Times Square saat tahun baru adalah impian semua orang. Tidak ada yang merayakan tahun baru seperti para New Yorkers hingga ribuan turis sengaja datang jauh-jauh untuk memadati tempat ini sekarang. Terlampau dingin memang, tapi hal itu jelas bukan tandingan semangat orang-orang yang dengan hebohnya berteriak menghitung mundur jelang tahun yang baru.Waktu berangkat ke Amerika dulu, Jesse bisa dibilang sedikit naif, atau mungkin lugu. Ia senang menjelajah, tapi ia benar-benar pergi ke Amerika untuk belajar. Ia tidak punya impian muluk-muluk untuk mengelilingi negara bagian itu atau punya daftar hal-hal yang ingin dilakukannya di negara ini. Menghabiskan tahun baru di New York misalnya, bersama ribuan orang asing yang tidak dikenalnya.
Namun setelah menghabiskan 8 tahun tinggal di negara ini dan kurang lebih menjadikan negara ini rumahnya, Jesse tahu banyak sekali hal untuk dicintai dari tempatnya menetap itu.

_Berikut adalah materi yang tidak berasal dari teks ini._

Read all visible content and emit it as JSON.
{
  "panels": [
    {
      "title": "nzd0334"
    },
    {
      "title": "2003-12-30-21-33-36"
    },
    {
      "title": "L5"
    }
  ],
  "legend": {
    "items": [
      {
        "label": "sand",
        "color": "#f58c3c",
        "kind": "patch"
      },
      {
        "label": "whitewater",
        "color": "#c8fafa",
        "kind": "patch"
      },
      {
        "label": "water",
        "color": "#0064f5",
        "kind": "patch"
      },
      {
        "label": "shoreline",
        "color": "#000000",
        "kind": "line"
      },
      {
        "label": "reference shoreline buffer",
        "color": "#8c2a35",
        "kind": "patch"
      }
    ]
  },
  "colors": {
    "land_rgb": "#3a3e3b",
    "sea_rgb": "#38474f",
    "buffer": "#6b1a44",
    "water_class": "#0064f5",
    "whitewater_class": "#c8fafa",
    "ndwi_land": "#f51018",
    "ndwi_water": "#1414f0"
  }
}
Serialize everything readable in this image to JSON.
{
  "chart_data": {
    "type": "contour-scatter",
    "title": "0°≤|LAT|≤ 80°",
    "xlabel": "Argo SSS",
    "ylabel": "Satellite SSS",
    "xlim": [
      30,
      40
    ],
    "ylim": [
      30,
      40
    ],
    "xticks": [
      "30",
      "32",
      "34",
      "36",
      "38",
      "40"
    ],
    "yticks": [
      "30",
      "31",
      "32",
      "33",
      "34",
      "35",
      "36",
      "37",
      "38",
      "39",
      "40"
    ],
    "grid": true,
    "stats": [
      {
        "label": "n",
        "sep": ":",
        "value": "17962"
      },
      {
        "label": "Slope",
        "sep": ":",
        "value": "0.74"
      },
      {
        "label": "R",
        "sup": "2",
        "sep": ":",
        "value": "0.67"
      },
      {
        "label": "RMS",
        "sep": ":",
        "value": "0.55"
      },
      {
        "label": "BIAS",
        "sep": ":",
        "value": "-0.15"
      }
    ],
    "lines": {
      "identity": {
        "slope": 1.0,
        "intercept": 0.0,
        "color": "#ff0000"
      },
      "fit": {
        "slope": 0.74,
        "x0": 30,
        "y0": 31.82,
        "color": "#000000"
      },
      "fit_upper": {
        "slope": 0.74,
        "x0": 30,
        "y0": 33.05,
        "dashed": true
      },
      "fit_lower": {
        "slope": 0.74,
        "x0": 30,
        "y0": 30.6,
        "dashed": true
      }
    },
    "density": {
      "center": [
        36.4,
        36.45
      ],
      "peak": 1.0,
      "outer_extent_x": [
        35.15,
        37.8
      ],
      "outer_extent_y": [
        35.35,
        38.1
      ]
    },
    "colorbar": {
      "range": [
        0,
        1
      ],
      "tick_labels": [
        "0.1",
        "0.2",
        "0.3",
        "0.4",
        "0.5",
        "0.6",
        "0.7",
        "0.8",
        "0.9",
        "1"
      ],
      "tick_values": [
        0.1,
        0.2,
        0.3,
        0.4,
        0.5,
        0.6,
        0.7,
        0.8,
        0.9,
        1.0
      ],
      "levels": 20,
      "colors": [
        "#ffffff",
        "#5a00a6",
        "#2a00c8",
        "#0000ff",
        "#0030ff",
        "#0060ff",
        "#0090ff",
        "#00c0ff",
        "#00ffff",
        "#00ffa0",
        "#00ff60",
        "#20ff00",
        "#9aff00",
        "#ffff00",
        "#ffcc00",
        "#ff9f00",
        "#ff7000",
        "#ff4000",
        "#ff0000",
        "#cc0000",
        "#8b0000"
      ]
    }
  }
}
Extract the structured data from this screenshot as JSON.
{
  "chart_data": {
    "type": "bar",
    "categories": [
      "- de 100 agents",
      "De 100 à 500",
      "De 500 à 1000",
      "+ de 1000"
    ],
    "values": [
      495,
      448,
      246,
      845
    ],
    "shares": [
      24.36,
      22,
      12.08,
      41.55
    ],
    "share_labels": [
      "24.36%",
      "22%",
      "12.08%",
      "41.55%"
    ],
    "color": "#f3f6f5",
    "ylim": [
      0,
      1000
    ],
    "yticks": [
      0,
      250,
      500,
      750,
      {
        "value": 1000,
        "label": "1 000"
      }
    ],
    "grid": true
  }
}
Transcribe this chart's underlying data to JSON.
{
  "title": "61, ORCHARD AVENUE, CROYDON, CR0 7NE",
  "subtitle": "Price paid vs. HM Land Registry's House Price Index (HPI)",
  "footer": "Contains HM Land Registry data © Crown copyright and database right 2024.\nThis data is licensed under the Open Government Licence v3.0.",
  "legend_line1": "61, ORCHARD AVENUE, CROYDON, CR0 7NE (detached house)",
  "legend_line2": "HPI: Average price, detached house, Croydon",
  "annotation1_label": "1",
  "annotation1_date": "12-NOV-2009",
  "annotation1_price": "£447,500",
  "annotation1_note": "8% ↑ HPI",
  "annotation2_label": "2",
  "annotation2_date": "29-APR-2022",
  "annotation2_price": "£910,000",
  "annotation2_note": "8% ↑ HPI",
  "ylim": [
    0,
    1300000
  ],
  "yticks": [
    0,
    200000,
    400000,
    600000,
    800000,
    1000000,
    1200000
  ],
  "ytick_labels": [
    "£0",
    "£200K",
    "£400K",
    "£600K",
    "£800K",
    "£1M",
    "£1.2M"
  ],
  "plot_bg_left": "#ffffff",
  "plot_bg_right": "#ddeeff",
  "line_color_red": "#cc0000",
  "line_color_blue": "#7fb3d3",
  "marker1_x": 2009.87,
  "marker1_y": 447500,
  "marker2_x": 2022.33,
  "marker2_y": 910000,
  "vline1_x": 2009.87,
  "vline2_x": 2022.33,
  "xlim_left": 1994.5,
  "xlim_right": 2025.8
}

Rute jalan paginya menuju kampus, kafe kesukaannya di sebelah apartemen, restoran Jepang kegemarannya, bus yang tiap hari dinaikinya menuju kantor dan toko roti yang selalu ia hinggapi. Ramainya jalan, gedung pencakar langit dan apoteker tua di apotek ujung jalan yang sudah hafal akan kedatangannya secara rutin untuk beli obat pegal jika sedang dilanda pekerjaan hingga badannya sakit dari atas sampai bawah.
Jesse punya rencana kembali dan tinggal di Jakarta, tapi bohong kalau ia bilang tidak sulit meninggalkan kehidupannya di Amerika.
"Kenapa?" tanya Dana ketika menangkap wajah tidak nyaman Jesse.
Ia sih tahu Jesse di sini karena paksaannya, tapi kan bisa tidak usah pasang tampang minta dipukul begitu. Bukannya menjawab, Jesse malah melotot. Ia setuju pergi menemani Dana ke sini bukan untuk berdiri berjam-jam disamping Amber yang jelas-jelas mengeluarkan aura tidak bersahabat. Parahnya, bukan hanya Jesse yang menyadari hal itu. Dovan yang berdiri di sebelah mereka juga hampir tiap menit melirik wajah menyeramkan Amber lalu buru-buru memalingkan wajahnya seram.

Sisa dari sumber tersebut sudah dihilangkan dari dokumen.